Ama Law and Shawn Stone, University of Maryland graduate students with masters in dance, present the most lively dances to grace The Clarice’s Kogod Theatre in some time with their thesis performances. While Stone’s set ‘s (apostrophe s) incorporates countless theatrical elements, Law’s physical and energetic movement in Tides absolutely lights up the stage.

Stone’s more interpretive choreography and concept is certainly engaging. As the audience enters the Kogod Theatre, ‘s (apostrophe s) dancers dressed in bright teal tracksuits and gray fanny packs surround them. The cast appears to be simultaneously warming up and jamming out to the pop-techno beats that blasted through the speakers. A giant pile of plastic garbage is in the middle of the stage, but the dancers move as if it is invisible. Suddenly, their dance party is cut short and they retreat upstage to sit in two lines of chairs.

The pile of trash begins to rustle with the slightest of movements. A figure emerges from the heap, as Stone is in fact hidden within it. His figure is absolutely dominated by his massive costume. He moves slowly, crawling and stepping as his trash-adorned attire makes him look larger than life. The dancers behind him pull out long strings of plastic bags from the theater walls.

Stone’s piece is marked by multiple mood changes, with times of intensity and laughter appearing throughout. The choreography for the majority of the piece is restricted to arm gestures that are repeated to match these changing moods. The dancers fully commit to these small movements.

When the choreography builds to become stronger and more physical, the dancers only become more energized. They never back down from Stone’s intense message about consciousness.

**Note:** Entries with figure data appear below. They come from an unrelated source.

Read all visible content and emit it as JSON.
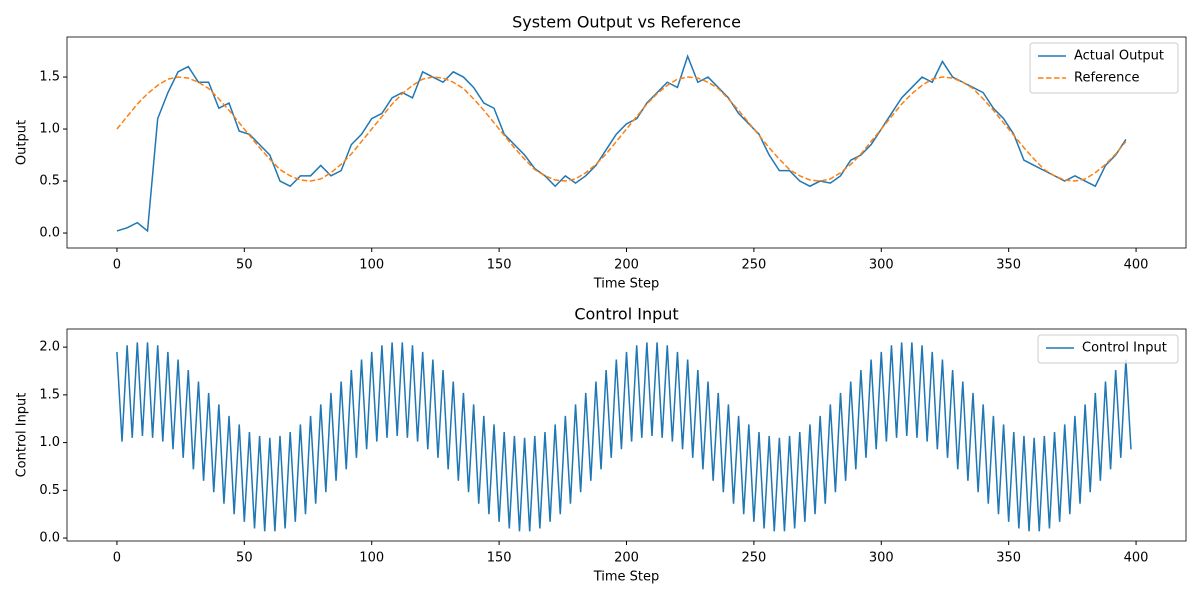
{
  "chart_data": [
    {
      "type": "line",
      "title": "System Output vs Reference",
      "xlabel": "Time Step",
      "ylabel": "Output",
      "xlim": [
        -19.6,
        419.6
      ],
      "ylim": [
        -0.144,
        1.885
      ],
      "xticks": [
        0,
        50,
        100,
        150,
        200,
        250,
        300,
        350,
        400
      ],
      "yticks": [
        {
          "value": 0,
          "label": "0.0"
        },
        {
          "value": 0.5,
          "label": "0.5"
        },
        {
          "value": 1,
          "label": "1.0"
        },
        {
          "value": 1.5,
          "label": "1.5"
        }
      ],
      "legend": "upper right",
      "x": [
        0,
        4,
        8,
        12,
        16,
        20,
        24,
        28,
        32,
        36,
        40,
        44,
        48,
        52,
        56,
        60,
        64,
        68,
        72,
        76,
        80,
        84,
        88,
        92,
        96,
        100,
        104,
        108,
        112,
        116,
        120,
        124,
        128,
        132,
        136,
        140,
        144,
        148,
        152,
        156,
        160,
        164,
        168,
        172,
        176,
        180,
        184,
        188,
        192,
        196,
        200,
        204,
        208,
        212,
        216,
        220,
        224,
        228,
        232,
        236,
        240,
        244,
        248,
        252,
        256,
        260,
        264,
        268,
        272,
        276,
        280,
        284,
        288,
        292,
        296,
        300,
        304,
        308,
        312,
        316,
        320,
        324,
        328,
        332,
        336,
        340,
        344,
        348,
        352,
        356,
        360,
        364,
        368,
        372,
        376,
        380,
        384,
        388,
        392,
        396
      ],
      "series": [
        {
          "name": "Actual Output",
          "color": "#1f77b4",
          "linestyle": "solid",
          "values": [
            0.02,
            0.05,
            0.1,
            0.02,
            1.1,
            1.35,
            1.55,
            1.6,
            1.45,
            1.45,
            1.2,
            1.25,
            0.98,
            0.95,
            0.85,
            0.75,
            0.5,
            0.45,
            0.55,
            0.55,
            0.65,
            0.55,
            0.6,
            0.85,
            0.95,
            1.1,
            1.15,
            1.3,
            1.35,
            1.3,
            1.55,
            1.5,
            1.45,
            1.55,
            1.5,
            1.4,
            1.25,
            1.2,
            0.95,
            0.85,
            0.75,
            0.62,
            0.55,
            0.45,
            0.55,
            0.48,
            0.55,
            0.65,
            0.8,
            0.95,
            1.05,
            1.1,
            1.25,
            1.35,
            1.45,
            1.4,
            1.7,
            1.45,
            1.5,
            1.4,
            1.3,
            1.15,
            1.05,
            0.95,
            0.75,
            0.6,
            0.6,
            0.5,
            0.45,
            0.5,
            0.48,
            0.55,
            0.7,
            0.75,
            0.85,
            1.0,
            1.15,
            1.3,
            1.4,
            1.5,
            1.45,
            1.65,
            1.5,
            1.45,
            1.4,
            1.35,
            1.2,
            1.1,
            0.95,
            0.7,
            0.65,
            0.6,
            0.55,
            0.5,
            0.55,
            0.5,
            0.45,
            0.65,
            0.75,
            0.9
          ]
        },
        {
          "name": "Reference",
          "color": "#ff7f0e",
          "linestyle": "dashed",
          "values": [
            1.0,
            1.12,
            1.24,
            1.34,
            1.42,
            1.48,
            1.5,
            1.49,
            1.45,
            1.39,
            1.29,
            1.18,
            1.06,
            0.94,
            0.82,
            0.71,
            0.61,
            0.55,
            0.51,
            0.5,
            0.52,
            0.58,
            0.66,
            0.76,
            0.88,
            1.0,
            1.12,
            1.24,
            1.34,
            1.42,
            1.48,
            1.5,
            1.49,
            1.45,
            1.39,
            1.29,
            1.18,
            1.06,
            0.94,
            0.82,
            0.71,
            0.61,
            0.55,
            0.51,
            0.5,
            0.52,
            0.58,
            0.66,
            0.76,
            0.88,
            1.0,
            1.12,
            1.24,
            1.34,
            1.42,
            1.48,
            1.5,
            1.49,
            1.45,
            1.39,
            1.29,
            1.18,
            1.06,
            0.94,
            0.82,
            0.71,
            0.61,
            0.55,
            0.51,
            0.5,
            0.52,
            0.58,
            0.66,
            0.76,
            0.88,
            1.0,
            1.12,
            1.24,
            1.34,
            1.42,
            1.48,
            1.5,
            1.49,
            1.45,
            1.39,
            1.29,
            1.18,
            1.06,
            0.94,
            0.82,
            0.71,
            0.61,
            0.55,
            0.51,
            0.5,
            0.52,
            0.58,
            0.66,
            0.76,
            0.88
          ]
        }
      ]
    },
    {
      "type": "line",
      "title": "Control Input",
      "xlabel": "Time Step",
      "ylabel": "Control Input",
      "xlim": [
        -19.6,
        419.6
      ],
      "ylim": [
        -0.031,
        2.19
      ],
      "xticks": [
        0,
        50,
        100,
        150,
        200,
        250,
        300,
        350,
        400
      ],
      "yticks": [
        {
          "value": 0,
          "label": "0.0"
        },
        {
          "value": 0.5,
          "label": "0.5"
        },
        {
          "value": 1,
          "label": "1.0"
        },
        {
          "value": 1.5,
          "label": "1.5"
        },
        {
          "value": 2,
          "label": "2.0"
        }
      ],
      "legend": "upper right",
      "x": [
        0,
        2,
        4,
        6,
        8,
        10,
        12,
        14,
        16,
        18,
        20,
        22,
        24,
        26,
        28,
        30,
        32,
        34,
        36,
        38,
        40,
        42,
        44,
        46,
        48,
        50,
        52,
        54,
        56,
        58,
        60,
        62,
        64,
        66,
        68,
        70,
        72,
        74,
        76,
        78,
        80,
        82,
        84,
        86,
        88,
        90,
        92,
        94,
        96,
        98,
        100,
        102,
        104,
        106,
        108,
        110,
        112,
        114,
        116,
        118,
        120,
        122,
        124,
        126,
        128,
        130,
        132,
        134,
        136,
        138,
        140,
        142,
        144,
        146,
        148,
        150,
        152,
        154,
        156,
        158,
        160,
        162,
        164,
        166,
        168,
        170,
        172,
        174,
        176,
        178,
        180,
        182,
        184,
        186,
        188,
        190,
        192,
        194,
        196,
        198,
        200,
        202,
        204,
        206,
        208,
        210,
        212,
        214,
        216,
        218,
        220,
        222,
        224,
        226,
        228,
        230,
        232,
        234,
        236,
        238,
        240,
        242,
        244,
        246,
        248,
        250,
        252,
        254,
        256,
        258,
        260,
        262,
        264,
        266,
        268,
        270,
        272,
        274,
        276,
        278,
        280,
        282,
        284,
        286,
        288,
        290,
        292,
        294,
        296,
        298,
        300,
        302,
        304,
        306,
        308,
        310,
        312,
        314,
        316,
        318,
        320,
        322,
        324,
        326,
        328,
        330,
        332,
        334,
        336,
        338,
        340,
        342,
        344,
        346,
        348,
        350,
        352,
        354,
        356,
        358,
        360,
        362,
        364,
        366,
        368,
        370,
        372,
        374,
        376,
        378,
        380,
        382,
        384,
        386,
        388,
        390,
        392,
        394,
        396,
        398
      ],
      "series": [
        {
          "name": "Control Input",
          "color": "#1f77b4",
          "linestyle": "solid",
          "values": [
            1.95,
            1.01,
            2.02,
            1.05,
            2.05,
            1.07,
            2.05,
            1.05,
            2.02,
            1.01,
            1.95,
            0.93,
            1.87,
            0.84,
            1.76,
            0.72,
            1.64,
            0.6,
            1.52,
            0.48,
            1.4,
            0.36,
            1.28,
            0.25,
            1.19,
            0.17,
            1.11,
            0.1,
            1.07,
            0.07,
            1.05,
            0.07,
            1.07,
            0.1,
            1.11,
            0.17,
            1.19,
            0.25,
            1.28,
            0.36,
            1.4,
            0.48,
            1.52,
            0.6,
            1.64,
            0.72,
            1.76,
            0.84,
            1.87,
            0.93,
            1.95,
            1.01,
            2.02,
            1.05,
            2.05,
            1.07,
            2.05,
            1.05,
            2.02,
            1.01,
            1.95,
            0.93,
            1.87,
            0.84,
            1.76,
            0.72,
            1.64,
            0.6,
            1.52,
            0.48,
            1.4,
            0.36,
            1.28,
            0.25,
            1.19,
            0.17,
            1.11,
            0.1,
            1.07,
            0.07,
            1.05,
            0.07,
            1.07,
            0.1,
            1.11,
            0.17,
            1.19,
            0.25,
            1.28,
            0.36,
            1.4,
            0.48,
            1.52,
            0.6,
            1.64,
            0.72,
            1.76,
            0.84,
            1.87,
            0.93,
            1.95,
            1.01,
            2.02,
            1.05,
            2.05,
            1.07,
            2.05,
            1.05,
            2.02,
            1.01,
            1.95,
            0.93,
            1.87,
            0.84,
            1.76,
            0.72,
            1.64,
            0.6,
            1.52,
            0.48,
            1.4,
            0.36,
            1.28,
            0.25,
            1.19,
            0.17,
            1.11,
            0.1,
            1.07,
            0.07,
            1.05,
            0.07,
            1.07,
            0.1,
            1.11,
            0.17,
            1.19,
            0.25,
            1.28,
            0.36,
            1.4,
            0.48,
            1.52,
            0.6,
            1.64,
            0.72,
            1.76,
            0.84,
            1.87,
            0.93,
            1.95,
            1.01,
            2.02,
            1.05,
            2.05,
            1.07,
            2.05,
            1.05,
            2.02,
            1.01,
            1.95,
            0.93,
            1.87,
            0.84,
            1.76,
            0.72,
            1.64,
            0.6,
            1.52,
            0.48,
            1.4,
            0.36,
            1.28,
            0.25,
            1.19,
            0.17,
            1.11,
            0.1,
            1.07,
            0.07,
            1.05,
            0.07,
            1.07,
            0.1,
            1.11,
            0.17,
            1.19,
            0.25,
            1.28,
            0.36,
            1.4,
            0.48,
            1.52,
            0.6,
            1.64,
            0.72,
            1.76,
            0.84,
            1.87,
            0.93
          ]
        }
      ]
    }
  ]
}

Stone’s creativity with staging is unmatched. He incorporates lighting, vocalization, costume design, projections, chalk and a variety of other props to make his vision come to life. His ability to use all of them together is impressive, but there are moments when the combination is a bit overwhelming.

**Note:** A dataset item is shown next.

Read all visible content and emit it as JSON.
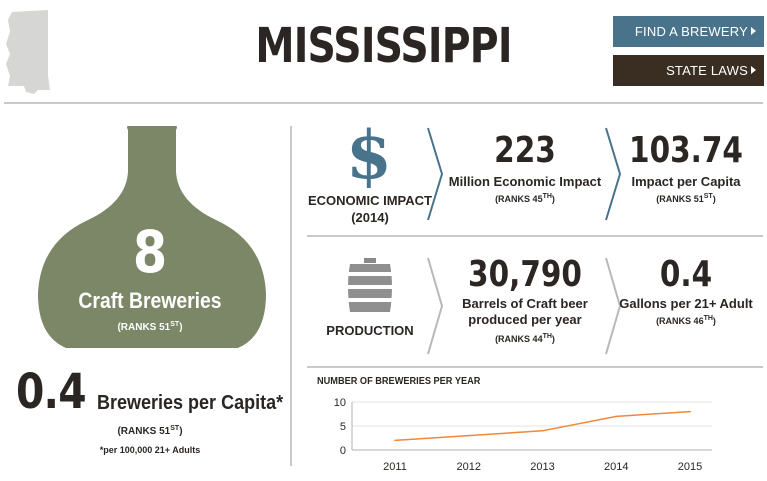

The projections of 1950s-esque food advertisements or the dancers’ screams and yelps could feel out of place if the audience wanted to simply focus on the physical movement or overall message of ‘s (apostrophe s).

While Stone utilizes the above theatrical elements, Law focuses on the sheer physical power of her all-black female cast in Tides. Their moments in unison are absolutely mesmerizing as they hit every single accent in their music. Though the piece ends with jaw-dropping choreography that blends lively hip-hop, step and African styles, the beginning is much more peaceful and serene.

Before the piece begins, audience members are asked to take a seashell from a bucket and bury it in the sand on the stage. Tides honors the self and those that came before, so the seashell is meant to represent lost loved ones. The beginning choreography features a slow, calming canon of waving, swinging, and curving bodies. It begins to pick up after a series of step choreography. The power of the stomping on stage is intoxicating, and excites the cast of dancers just as much as it excites the audience.

One of the piece’s most iconic moments is a “fashion show,” where all the dancers strut across the stage from one wing to the other. They show off their costumes, dance talents and inspiring confidence. It feels impossible to sit in the audience and not have the overwhelming urge to scream and cheer in excitement for the dancers on stage. As they support each other, audience members do the same.

With multiple sold-out shows, it’s truly unfortunate that it’s impossible for every student to see Tides. It not only reminds audiences of Ama Law’s talent, but also of the power of women. The dance department will truly feel a loss after she completes her masters work. Her unique choreographic energy will be difficult to replace.